Ученое мышление по своему характеру приближается к производственному, инженерному. Необходимо построить мост длиной в сто километров. Никогда таких не строили. И сегодня еще невозможно построить. Но инженеры спокойно сидят и считают этот мост. У них нет сомнений в том, что они его построят – не сегодня, так завтра, не завтра, так послезавтра. У них нет никаких сомнений в том, что законы сопромата универсальны и полностью годны и для стокилометрового моста и для стокилометровой башни. Это наполняет инженеров спокойствием и… какой-то неуловимо-томительной скукой,
Не чувствуется среди ученых сладкого ужаса перед сотворением Вавилонского столпа. Они не боятся наказания разделением языков. Вавилонская башня сегодняшней науки возводится академиками с хладнокровием инженеров мосье Эйфеля. И это начинает подсознательно удручать их самих… Что и как включает тот или иной процесс в клетке? Еще не ясно, но старые законы в новом варианте дадут ключ. Как неизбежно будет расшифрован манускрипт исчезнувшего народа, так и здесь. Только количество времени и усилий, но без знаменитого коэффициента "безумности". Про необходимость высокой степени "странности" говорят много, но это слова, а не стиль мышления.

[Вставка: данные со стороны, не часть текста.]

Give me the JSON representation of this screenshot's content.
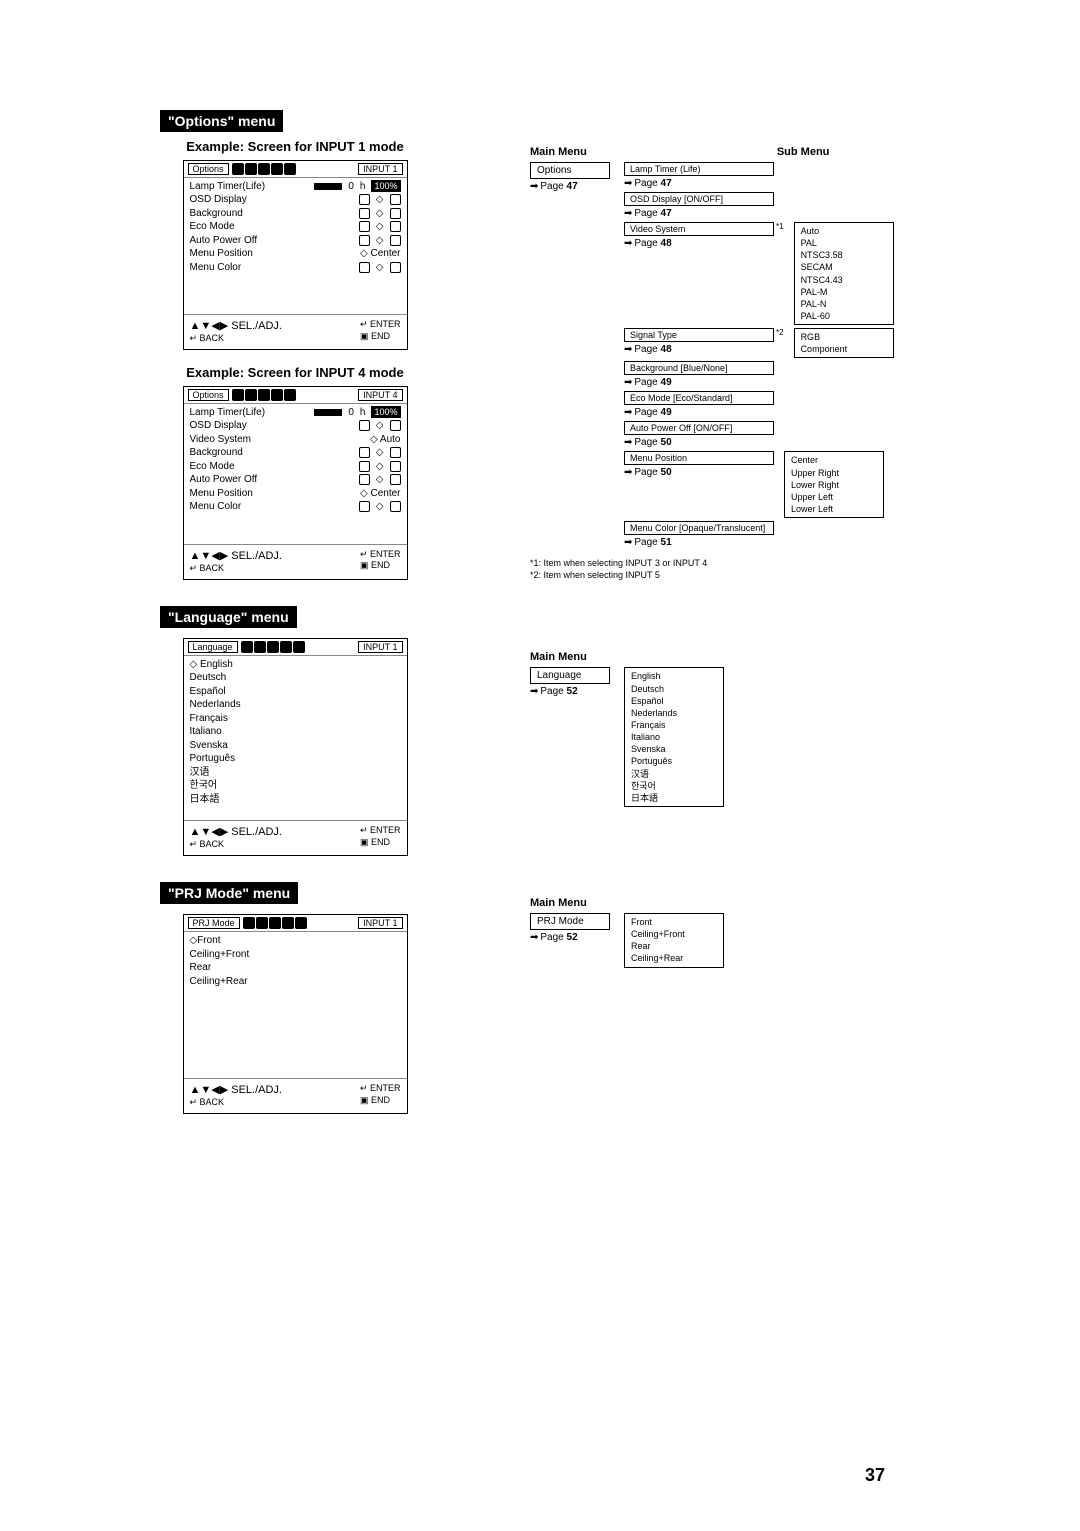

Еще мне показалось, что ученые не простят писателям дилетантского интереса к наукам. Ученым, как и любым любознательным людям, хотелось бы сунуть нос во все области знания, во все уголки бытия, но они жесткой рукой самоограничения отсекают себя от пестроты мира. Они едва успевают следить за информацией в своей узкой области. Если им хватает дисциплины, если они лишают себя удовольствия знать разное, то почему кто-то разгильдяйски разрешает себе тратить время на любое интересное?